First Week                   Second Week
       Drops of Laud.           Drops of Laud.
Mond. June 24 ... 130    Mond. July  1 ...  80
           25 ... 140                2 ...  80
           26 ... 130                3 ...  90
           27 ...  80                4 ... 100
           28 ...  80                5 ...  80
           29 ...  80                6 ...  80
           30 ...  80                7 ...  80
Third Week                   Fourth Week
Mond. July  8 ... 300    Mond.
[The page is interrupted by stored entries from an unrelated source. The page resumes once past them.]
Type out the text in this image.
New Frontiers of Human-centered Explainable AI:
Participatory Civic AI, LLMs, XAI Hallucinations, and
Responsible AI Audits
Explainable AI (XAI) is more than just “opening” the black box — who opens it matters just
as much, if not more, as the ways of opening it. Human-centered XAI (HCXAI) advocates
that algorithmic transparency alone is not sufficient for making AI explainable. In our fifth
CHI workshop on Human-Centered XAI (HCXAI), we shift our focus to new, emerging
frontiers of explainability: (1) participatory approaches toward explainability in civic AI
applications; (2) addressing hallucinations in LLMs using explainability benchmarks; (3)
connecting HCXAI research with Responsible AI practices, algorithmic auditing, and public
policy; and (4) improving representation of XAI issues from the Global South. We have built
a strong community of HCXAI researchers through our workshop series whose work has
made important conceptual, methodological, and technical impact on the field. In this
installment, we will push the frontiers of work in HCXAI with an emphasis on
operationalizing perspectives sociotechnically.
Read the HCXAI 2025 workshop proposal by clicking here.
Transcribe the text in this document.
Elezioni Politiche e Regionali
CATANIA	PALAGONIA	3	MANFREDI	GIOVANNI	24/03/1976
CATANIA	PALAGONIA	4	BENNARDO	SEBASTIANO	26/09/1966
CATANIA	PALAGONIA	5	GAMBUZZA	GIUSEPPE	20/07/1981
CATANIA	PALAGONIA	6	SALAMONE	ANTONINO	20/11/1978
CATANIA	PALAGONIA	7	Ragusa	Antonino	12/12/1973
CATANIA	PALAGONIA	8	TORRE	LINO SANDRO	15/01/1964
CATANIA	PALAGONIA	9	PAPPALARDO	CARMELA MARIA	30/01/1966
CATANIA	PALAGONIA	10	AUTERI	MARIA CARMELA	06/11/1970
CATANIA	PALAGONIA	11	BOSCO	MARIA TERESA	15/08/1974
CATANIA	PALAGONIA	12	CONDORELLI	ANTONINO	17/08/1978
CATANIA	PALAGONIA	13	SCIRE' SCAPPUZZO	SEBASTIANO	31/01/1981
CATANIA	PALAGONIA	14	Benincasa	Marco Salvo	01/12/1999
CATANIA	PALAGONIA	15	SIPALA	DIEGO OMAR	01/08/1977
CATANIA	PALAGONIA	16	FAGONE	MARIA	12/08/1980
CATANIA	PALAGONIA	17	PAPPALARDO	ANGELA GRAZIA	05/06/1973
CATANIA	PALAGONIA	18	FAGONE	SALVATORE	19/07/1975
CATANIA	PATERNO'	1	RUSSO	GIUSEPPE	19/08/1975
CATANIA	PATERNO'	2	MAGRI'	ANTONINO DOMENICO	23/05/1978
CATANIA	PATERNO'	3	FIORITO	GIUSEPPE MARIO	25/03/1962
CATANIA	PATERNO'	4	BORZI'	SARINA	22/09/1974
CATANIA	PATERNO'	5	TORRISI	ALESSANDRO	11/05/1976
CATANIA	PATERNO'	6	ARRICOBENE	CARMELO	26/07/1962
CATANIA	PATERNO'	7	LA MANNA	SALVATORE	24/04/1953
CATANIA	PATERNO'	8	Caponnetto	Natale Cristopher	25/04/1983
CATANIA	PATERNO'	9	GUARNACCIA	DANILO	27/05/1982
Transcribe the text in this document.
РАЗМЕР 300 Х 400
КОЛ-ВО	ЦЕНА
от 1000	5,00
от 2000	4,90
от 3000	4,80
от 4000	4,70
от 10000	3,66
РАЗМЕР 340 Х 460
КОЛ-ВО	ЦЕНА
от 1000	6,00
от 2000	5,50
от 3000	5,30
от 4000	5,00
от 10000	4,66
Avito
July 15 ...  76
            9 ...  50               16 ...  73.5
           10 }                     17 ...  73.5
           11 } Hiatus in           18 ...  70
           12 } MS.                 19 ... 240
           13 }                     20 ...  80
           14 ...  76               21 ... 350
Fifth Week
Mond. July 22 ...  60
           23 ... none.
           24 ... none.
           25 ... none.
           26 ... 200
           27 ... none.

What mean these abrupt relapses, the reader will ask perhaps, to such
numbers as 300, 350, &c.?  The _impulse_ to these relapses was mere
infirmity of purpose; the _motive_, where any motive blended with this
impulse, was either the principle, of "_reculer pour mieux sauter_;" (for
under the torpor of a large dose, which lasted for a day or two, a less
quantity satisfied the stomach, which on awakening found itself partly
accustomed to this new ration); or else it was this principle--that of
sufferings otherwise equal, those will be borne best which meet with a
mood of anger.  Now, whenever I ascended to my large dose I was furiously
incensed on the following day, and could then have borne anything.